This one is creative.
In order to be a medical professional (i.e. a doctor) in most jurisdictions, a certain amount of annual continuing medical education credits are required. I am told—but do not know firsthand—that CME seminars can be extremely expensive and fancy affairs set in exotic locations, and with lots of money thrown around.
Presumably there’s a pretty good market for folks offering CME credits, but with all the rules preventing unsolicited faxes and phone calls, how is a CME service provider supposed to attract clients?
Well, one way is to partner with companies that offer referral services to doctors—or to offer such referrals yourself. Then—in theory at least—you’ll have a stable of doctors to whom you are referring patients who will have signed up for your marketing materials regarding the lucrative CME presentations you or your partners offer. The doctors need patients and CME credit, and you’re providing both and can profit both by the referral and the CME lead. Pretty clever right?
Perhaps, but as one TCPA Defendant just found out, marketing CME credit via faxes to doctors that have partnered with you to provide medical services to referral patients, but who did not otherwise consent to receive advertisements, can land you in hot water. And, this is true even if the doctors were required to stay licensed as a condition of their referral agreement.
In Mauthe v. McMc Llc, 2019 U.S. Dist. LEXIS 80000, CIVIL ACTION NO. 18-1901 (E.D. Pa. May 13, 2019) the Defendant argued that doctors who agreed to provide services to patients they referred had consented to receive faxes regarding CME because: i) the doctors had provided their fax numbers to the service; and ii) the referral service agreement required doctors to stay licensed. Thus, the Defendant asserted, the faxes regarding CLE credit were within the scope of the consent provided by the doctors when the number was provided—it was related to the referral service agreement. The Court disagreed concluding that a jury to easily find the doctors had not consented to receive faxes related to products that were so ancillary to the referral agreement. The Court noted that the defendant was free to try to convince the jury to conclude otherwise, but the Defendant’s request for summary judgment was denied.
Mauthe is also notable because it marks it the first time a First Amendment argument was raised in a TCPA case since AAPC v FCC. In an analysis that is a bit dizzying, the Court distinguishes (doesn’t apply?) AAPC in light of Defendant’s arguments that Plaintiff fails to meet the Central Hudson test. That’s weird because Central Hudson is an intermediate scrutiny test and the TCPA is now subject to strict scrutiny. And, even under Central Hudson, it is unclear that Defendant’s constitutional concerns are washed away merely because the Plaintiff suffered a privacy invasion, as the court seems to suggest. (Article III standing is not the same as the First Amendment folks.) One might assume that the constitutional challenge was not well presented by the defense, but I have not read the briefing to figure it out. Bottom line, the First Amendment analysis in Mauthe is not something you should take to heart.
That said, Mauthe has two other important pieces that should be kept in mind. First, Mauthe joins a number of other cases in holding that a repeat TCPA Plaintiff maintains standing to assert claims even if he or she has filed a number of other suits—the issue is whether or not they are actively seeking phone calls to set up lawsuits. Second, Mauthe joins the minority position—although it may be the majority position in the Third Circuit—in holding that a TCPA Defendant can violate the statute willfully without knowing it was violating the TCPA—knowledge that the fax was sent without consent is enough. On the other hand, however, Mauthe recognizes that a good faith belief that a fax was consented to—even if it was, as a matter of law, not consented to— would be sufficient to thwart a finding of willfulness under this standard.

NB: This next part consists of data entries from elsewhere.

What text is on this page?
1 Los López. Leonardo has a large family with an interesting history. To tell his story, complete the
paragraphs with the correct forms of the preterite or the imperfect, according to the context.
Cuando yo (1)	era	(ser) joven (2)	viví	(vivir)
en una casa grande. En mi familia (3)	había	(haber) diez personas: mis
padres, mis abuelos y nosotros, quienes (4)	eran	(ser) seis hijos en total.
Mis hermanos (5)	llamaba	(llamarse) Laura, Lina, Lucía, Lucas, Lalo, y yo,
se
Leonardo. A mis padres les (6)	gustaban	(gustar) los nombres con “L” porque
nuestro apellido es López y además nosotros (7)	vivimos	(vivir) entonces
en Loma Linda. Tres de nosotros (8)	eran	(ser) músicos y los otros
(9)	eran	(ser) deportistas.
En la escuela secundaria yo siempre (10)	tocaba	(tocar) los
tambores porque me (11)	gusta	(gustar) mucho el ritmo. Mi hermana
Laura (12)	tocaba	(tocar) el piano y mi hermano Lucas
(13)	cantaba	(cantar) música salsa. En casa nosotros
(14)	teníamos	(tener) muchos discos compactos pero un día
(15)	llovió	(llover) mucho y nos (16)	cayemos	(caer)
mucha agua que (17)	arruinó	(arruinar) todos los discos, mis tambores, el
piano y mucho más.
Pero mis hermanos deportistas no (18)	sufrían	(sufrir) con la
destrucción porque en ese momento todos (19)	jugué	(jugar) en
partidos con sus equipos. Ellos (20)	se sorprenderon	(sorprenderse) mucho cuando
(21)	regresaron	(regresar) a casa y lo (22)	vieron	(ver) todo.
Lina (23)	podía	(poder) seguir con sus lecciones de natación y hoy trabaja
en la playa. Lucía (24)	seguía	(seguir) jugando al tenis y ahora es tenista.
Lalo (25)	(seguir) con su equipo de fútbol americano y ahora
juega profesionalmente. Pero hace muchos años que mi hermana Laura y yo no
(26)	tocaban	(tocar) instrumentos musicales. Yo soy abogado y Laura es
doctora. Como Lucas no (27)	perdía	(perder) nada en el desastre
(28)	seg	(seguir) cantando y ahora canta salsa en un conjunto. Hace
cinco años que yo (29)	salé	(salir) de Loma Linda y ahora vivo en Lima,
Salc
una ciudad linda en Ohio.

Mauthe is an important reminder that although cross-marketing products to existing clients can be a good way to drive up revenue, using technology regulated under the TCPA to send unsolicited messages can be a great way to go bust. Be sure to use well-worded consent and marketing disclosures in your agreements with your customers/clients/doctor friends so that you can pitch your products safely. Remember– the old EBR rules are virtually dead under the TCPA, only the proper-level of express consent can save you from potentially-devastating exposure.